On the fourteenth of February, I received a telegram from Buenos Aires saying I should return immediately, because my father was “not at all well.” May God forgive me; the prestige of being the recipient of an urgent telegram, the desire to communicate to all Fray Bentos the contradiction between the negative form of the message and the peremptory adverb, the temptation to dramatize my suffering, affecting a virile stoicism, perhaps distracted me from all possibility of real sorrow. When I packed my valise, I noticed the Gradus and the first volume of the Naturalis historia were missing. The Saturn was sailing the next day, in the morning; that night, after supper, I headed towards Funes’ house. I was astonished to find the evening no less oppressive than the day had been.

At the respectable little house, Funes’ mother opened the door for me.

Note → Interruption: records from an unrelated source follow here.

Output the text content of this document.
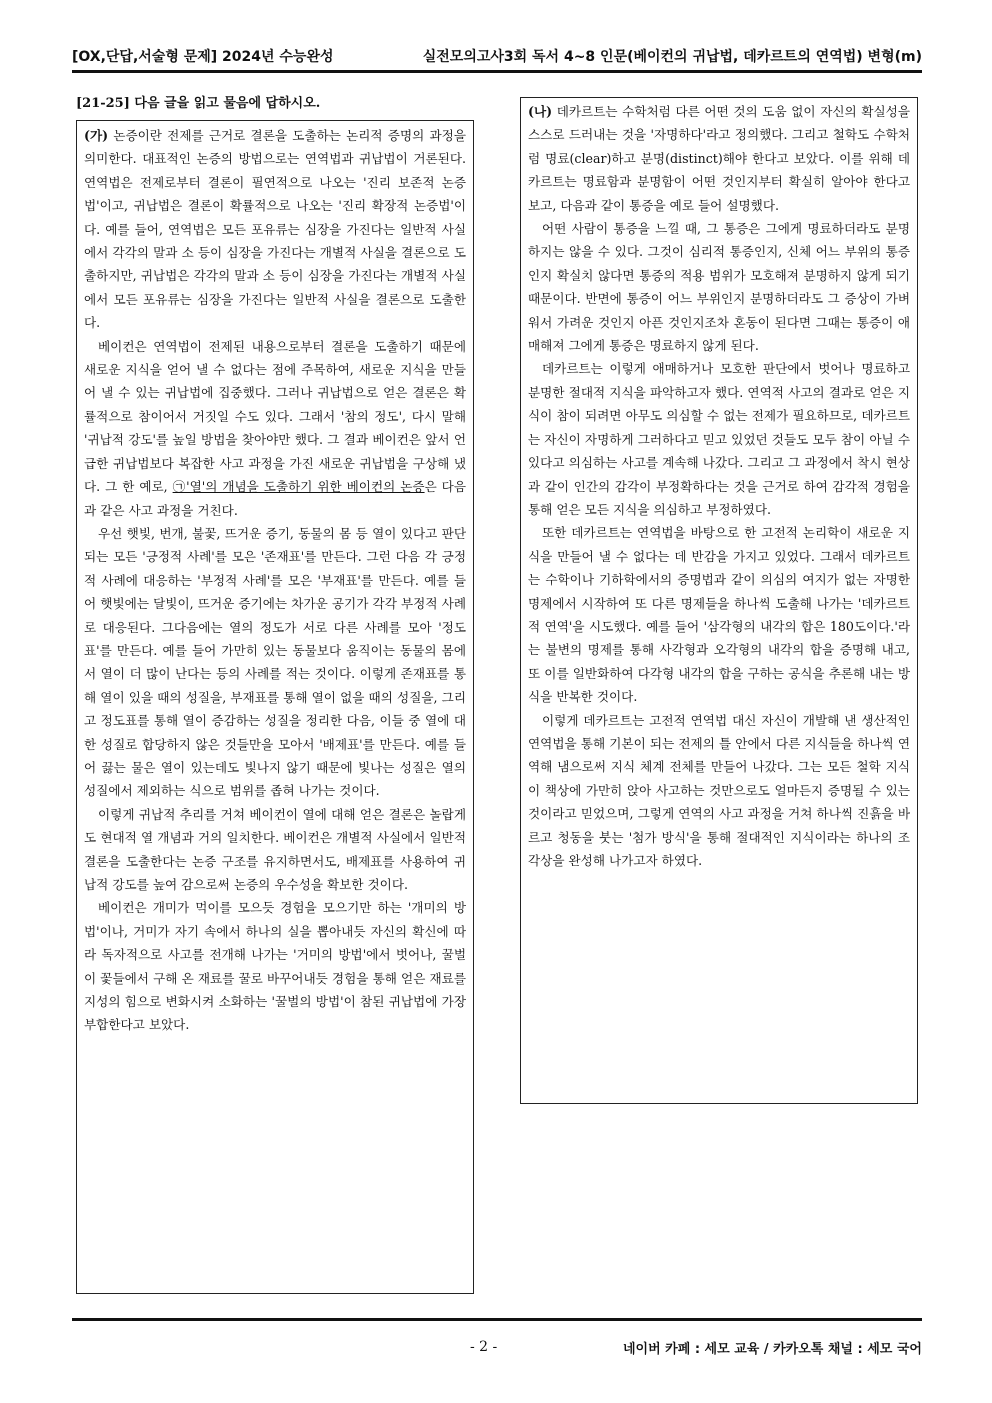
[OX,단답,서술형 문제] 2024년 수능완성	실전모의고사3회 독서 4~8 인문(베이컨의 귀납법, 데카르트의 연역법) 변형(m)
[21-25] 다음 글을 읽고 물음에 답하시오.

(가) 논증이란 전제를 근거로 결론을 도출하는 논리적 증명의 과정을 의미한다. 대표적인 논증의 방법으로는 연역법과 귀납법이 거론된다. 연역법은 전제로부터 결론이 필연적으로 나오는 '진리 보존적 논증법'이고, 귀납법은 결론이 확률적으로 나오는 '진리 확장적 논증법'이다. 예를 들어, 연역법은 모든 포유류는 심장을 가진다는 일반적 사실에서 각각의 말과 소 등이 심장을 가진다는 개별적 사실을 결론으로 도출하지만, 귀납법은 각각의 말과 소 등이 심장을 가진다는 개별적 사실에서 모든 포유류는 심장을 가진다는 일반적 사실을 결론으로 도출한다.

베이컨은 연역법이 전제된 내용으로부터 결론을 도출하기 때문에 새로운 지식을 얻어 낼 수 없다는 점에 주목하여, 새로운 지식을 만들어 낼 수 있는 귀납법에 집중했다. 그러나 귀납법으로 얻은 결론은 확률적으로 참이어서 거짓일 수도 있다. 그래서 '참의 정도', 다시 말해 '귀납적 강도'를 높일 방법을 찾아야만 했다. 그 결과 베이컨은 앞서 언급한 귀납법보다 복잡한 사고 과정을 가진 새로운 귀납법을 구상해 냈다. 그 한 예로, ㉠'열'의 개념을 도출하기 위한 베이컨의 논증은 다음과 같은 사고 과정을 거친다.

우선 햇빛, 번개, 불꽃, 뜨거운 증기, 동물의 몸 등 열이 있다고 판단되는 모든 '긍정적 사례'를 모은 '존재표'를 만든다. 그런 다음 각 긍정적 사례에 대응하는 '부정적 사례'를 모은 '부재표'를 만든다. 예를 들어 햇빛에는 달빛이, 뜨거운 증기에는 차가운 공기가 각각 부정적 사례로 대응된다. 그다음에는 열의 정도가 서로 다른 사례를 모아 '정도표'를 만든다. 예를 들어 가만히 있는 동물보다 움직이는 동물의 몸에서 열이 더 많이 난다는 등의 사례를 적는 것이다. 이렇게 존재표를 통해 열이 있을 때의 성질을, 부재표를 통해 열이 없을 때의 성질을, 그리고 정도표를 통해 열이 증감하는 성질을 정리한 다음, 이들 중 열에 대한 성질로 합당하지 않은 것들만을 모아서 '배제표'를 만든다. 예를 들어 끓는 물은 열이 있는데도 빛나지 않기 때문에 빛나는 성질은 열의 성질에서 제외하는 식으로 범위를 좁혀 나가는 것이다.

이렇게 귀납적 추리를 거쳐 베이컨이 열에 대해 얻은 결론은 놀랍게도 현대적 열 개념과 거의 일치한다. 베이컨은 개별적 사실에서 일반적 결론을 도출한다는 논증 구조를 유지하면서도, 배제표를 사용하여 귀납적 강도를 높여 감으로써 논증의 우수성을 확보한 것이다.

베이컨은 개미가 먹이를 모으듯 경험을 모으기만 하는 '개미의 방법'이나, 거미가 자기 속에서 하나의 실을 뽑아내듯 자신의 확신에 따라 독자적으로 사고를 전개해 나가는 '거미의 방법'에서 벗어나, 꿀벌이 꽃들에서 구해 온 재료를 꿀로 바꾸어내듯 경험을 통해 얻은 재료를 지성의 힘으로 변화시켜 소화하는 '꿀벌의 방법'이 참된 귀납법에 가장 부합한다고 보았다.

(나) 데카르트는 수학처럼 다른 어떤 것의 도움 없이 자신의 확실성을 스스로 드러내는 것을 '자명하다'라고 정의했다. 그리고 철학도 수학처럼 명료(clear)하고 분명(distinct)해야 한다고 보았다. 이를 위해 데카르트는 명료함과 분명함이 어떤 것인지부터 확실히 알아야 한다고 보고, 다음과 같이 통증을 예로 들어 설명했다.

어떤 사람이 통증을 느낄 때, 그 통증은 그에게 명료하더라도 분명하지는 않을 수 있다. 그것이 심리적 통증인지, 신체 어느 부위의 통증인지 확실치 않다면 통증의 적용 범위가 모호해져 분명하지 않게 되기 때문이다. 반면에 통증이 어느 부위인지 분명하더라도 그 증상이 가벼워서 가려운 것인지 아픈 것인지조차 혼동이 된다면 그때는 통증이 애매해져 그에게 통증은 명료하지 않게 된다.

데카르트는 이렇게 애매하거나 모호한 판단에서 벗어나 명료하고 분명한 절대적 지식을 파악하고자 했다. 연역적 사고의 결과로 얻은 지식이 참이 되려면 아무도 의심할 수 없는 전제가 필요하므로, 데카르트는 자신이 자명하게 그러하다고 믿고 있었던 것들도 모두 참이 아닐 수 있다고 의심하는 사고를 계속해 나갔다. 그리고 그 과정에서 착시 현상과 같이 인간의 감각이 부정확하다는 것을 근거로 하여 감각적 경험을 통해 얻은 모든 지식을 의심하고 부정하였다.

또한 데카르트는 연역법을 바탕으로 한 고전적 논리학이 새로운 지식을 만들어 낼 수 없다는 데 반감을 가지고 있었다. 그래서 데카르트는 수학이나 기하학에서의 증명법과 같이 의심의 여지가 없는 자명한 명제에서 시작하여 또 다른 명제들을 하나씩 도출해 나가는 '데카르트적 연역'을 시도했다. 예를 들어 '삼각형의 내각의 합은 180도이다.'라는 불변의 명제를 통해 사각형과 오각형의 내각의 합을 증명해 내고, 또 이를 일반화하여 다각형 내각의 합을 구하는 공식을 추론해 내는 방식을 반복한 것이다.

이렇게 데카르트는 고전적 연역법 대신 자신이 개발해 낸 생산적인 연역법을 통해 기본이 되는 전제의 틀 안에서 다른 지식들을 하나씩 연역해 냄으로써 지식 체계 전체를 만들어 나갔다. 그는 모든 철학 지식이 책상에 가만히 앉아 사고하는 것만으로도 얼마든지 증명될 수 있는 것이라고 믿었으며, 그렇게 연역의 사고 과정을 거쳐 하나씩 진흙을 바르고 청동을 붓는 '첨가 방식'을 통해 절대적인 지식이라는 하나의 조각상을 완성해 나가고자 하였다.

- 2 -	네이버 카페 : 세모 교육 / 카카오톡 채널 : 세모 국어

She told me Ireneo was in the back room and I should not be surprised to find him in the dark, because he knew how to pass the idle hours without lighting the candle. I crossed the tile patio, the little passageway; I reached the second patio. There was a grape arbor; the darkness seemed complete to me. I suddenly heard Ireneo’s high-pitched, mocking voice. His voice was speaking in Latin; his voice (which came from the darkness) was articulating with morose delight a speech or prayer or incantation. The Roman syllables resounded in the earthen patio; my fear took them to be indecipherable, interminable; afterwards, in the enormous dialogue of that night, I learned they formed the first paragraph of the twenty-fourth chapter of the seventh book of the Naturalis historia. The subject of that chapter is memory; the last words were ut nihil non iisdem verbis redderetur auditum.

Without the slightest change of voice, Ireneo told me to come in. He was on his cot, smoking. It seems to me I did not see his face until dawn; I believe I recall the intermittent glow of his cigarette. The room smelled vaguely of dampness. I sat down; I repeated the story about the telegram and my father’s illness.

I now arrive at the most difficult point in my story. This story (it is well the reader know it by now) has no other plot than that dialogue which took place half a century ago. I shall not try to reproduce the words, which are now irrecoverable. I prefer to summarize with veracity the many things Ireneo told me. The indirect style is remote and weak; I know I am sacrificing the efficacy of my narrative; my readers should imagine for themselves the hesitant periods which overwhelmed me that night.